危ないなんて、いまに始まったことではない。それを承知で、私は恭弥くんを追いかけているのに。
いつか、私も恭弥くんみたいにかっこいい、ふーきいいんになるんだ、と意気込む私に「キミは風紀委員には入れてあげないよ」と言うから、当時小学生だった私は大層落ち込んだ。
完全に拗ねた私は、恭弥くんが迎えに来ても「恭弥くんのバカ。知らない」と言って動こうとしなかった。

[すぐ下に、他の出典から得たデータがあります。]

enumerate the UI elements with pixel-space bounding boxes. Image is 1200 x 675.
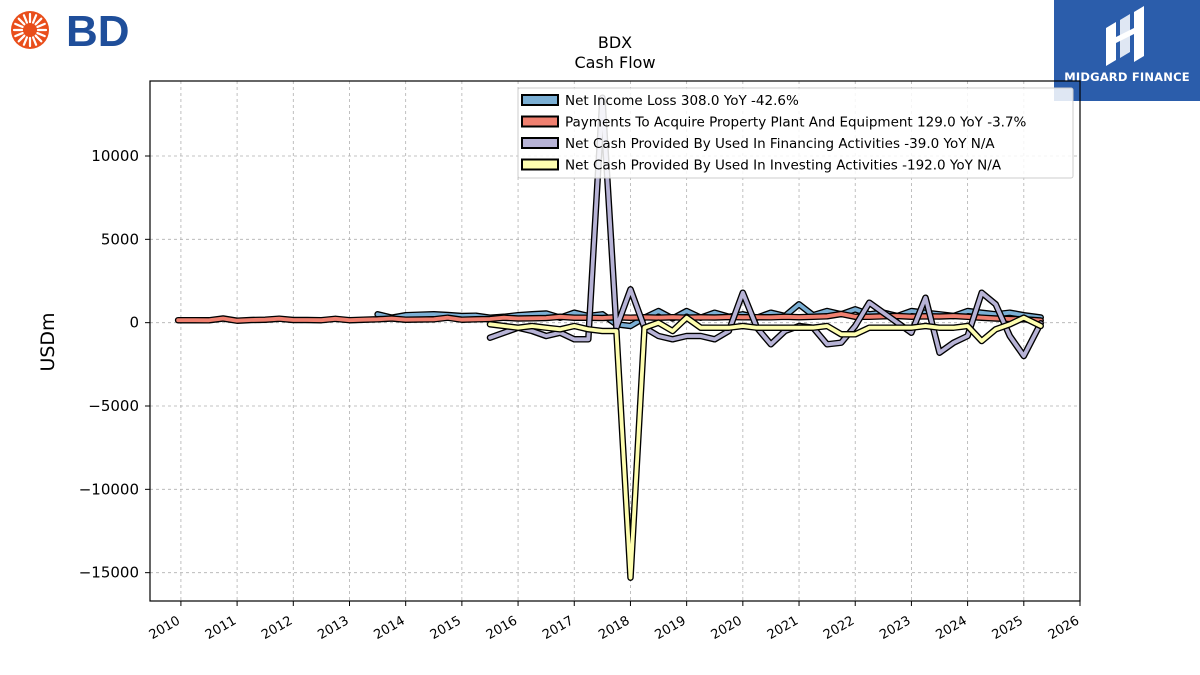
series-line-outline [486, 314, 1044, 581]
bd-burst-ray [14, 22, 24, 29]
legend-entry: Net Income Loss 308.0 YoY -42.6% [521, 93, 799, 109]
axes: 2010 2011 2012 2013 2014 2015 2016 2017 2018 2019… [79, 147, 1082, 643]
y-tick-label: −10000 [79, 480, 139, 498]
bd-burst-ray [17, 17, 26, 26]
x-tick-label: 2020 [709, 613, 745, 643]
legend-entry: Net Cash Provided By Used In Financing A… [521, 136, 995, 152]
legend-box [517, 87, 1074, 179]
legend-label: Payments To Acquire Property Plant And E… [565, 115, 1027, 131]
x-tick-label: 2018 [596, 613, 632, 643]
chart-subtitle: Cash Flow [574, 53, 655, 72]
x-tick-label: 2025 [990, 613, 1026, 643]
legend: Net Income Loss 308.0 YoY -42.6% Payments… [517, 87, 1074, 179]
midgard-mark-icon [1106, 6, 1144, 66]
x-tick-label: 2015 [428, 613, 464, 643]
bd-logo-text: BD [66, 7, 130, 56]
bd-burst-ray [14, 31, 24, 38]
x-tick-label: 2013 [315, 613, 351, 643]
y-axis-label: USDm [37, 312, 59, 371]
bd-burst-ray [36, 22, 46, 29]
bd-burst-ray [31, 36, 38, 46]
bd-burst-ray [31, 14, 38, 24]
y-tick-label: 5000 [101, 230, 139, 248]
legend-swatch [521, 94, 559, 106]
y-tick-label: −15000 [79, 564, 139, 582]
legend-entry: Payments To Acquire Property Plant And E… [521, 115, 1027, 131]
legend-entry: Net Cash Provided By Used In Investing A… [521, 158, 1002, 174]
x-tick-label: 2021 [765, 613, 801, 643]
bd-burst-ray [22, 14, 29, 24]
series-line [176, 312, 1043, 323]
legend-swatch [521, 115, 559, 128]
legend-swatch [521, 137, 559, 149]
x-tick-label: 2026 [1046, 613, 1082, 643]
plot-frame [149, 80, 1081, 602]
bd-burst-ray [36, 31, 46, 38]
bd-logo: BD [4, 4, 144, 56]
series-line [488, 95, 1043, 358]
y-tick-label: 0 [129, 314, 139, 332]
chart-title: BDX [598, 33, 632, 52]
bd-burst-icon [11, 11, 49, 49]
x-tick-label: 2012 [259, 613, 295, 643]
x-tick-label: 2024 [933, 613, 969, 643]
x-tick-label: 2016 [484, 613, 520, 643]
bd-burst-ray [34, 17, 43, 26]
legend-label: Net Cash Provided By Used In Investing A… [565, 158, 1002, 174]
bd-burst-ray [17, 34, 26, 43]
legend-swatch [521, 158, 559, 171]
x-tick-label: 2022 [821, 613, 857, 643]
x-tick-label: 2017 [540, 613, 576, 643]
y-tick-label: −5000 [88, 397, 139, 415]
x-tick-label: 2023 [877, 613, 913, 643]
x-tick-label: 2019 [652, 613, 688, 643]
series-3 [486, 314, 1044, 581]
bd-burst-ray [34, 34, 43, 43]
series-2 [486, 94, 1044, 360]
midgard-finance-text: MIDGARD FINANCE [1064, 70, 1190, 84]
midgard-finance-logo: MIDGARD FINANCE [1054, 0, 1200, 101]
legend-label: Net Income Loss 308.0 YoY -42.6% [565, 93, 799, 109]
series-line [488, 315, 1043, 580]
x-tick-label: 2014 [372, 613, 408, 643]
series-1 [174, 310, 1044, 324]
legend-label: Net Cash Provided By Used In Financing A… [565, 136, 995, 152]
x-tick-label: 2011 [203, 613, 239, 643]
bd-burst-ray [22, 36, 29, 46]
y-tick-label: 10000 [91, 147, 139, 165]
series-lines [174, 94, 1044, 581]
x-tick-label: 2010 [147, 613, 183, 643]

それでも恭弥くんは、「夜の公園は危ないから、うちに行くよ」と言って、私を抱き上げて無理矢理、恭弥くんの家へと連れて行った。
その日も両親は仕事で帰りが遅く、友だちも帰った公園で宿題をやりながら恭弥くんを待っていると、なんだな怖いお兄さんたちに声をかけられた。
「お前、雲雀恭弥のお気に入りの鳥居日向子?」
「鳥居日向子は私ですね」
お兄さんたちはそれを聞くと、悪い顔をして私の腕を掴もうとした。
怖くなり逃げようとしたが、体格差も人数差もあり全く逃げられない。
恭弥くん、助けて……!と一瞬考えたが、恭弥くんは頼らない。私だってふーきいいんになれることを証明してやる。と意気込み、追いかけられながら恭弥くんがいつもどうやって戦っていたか思い出す。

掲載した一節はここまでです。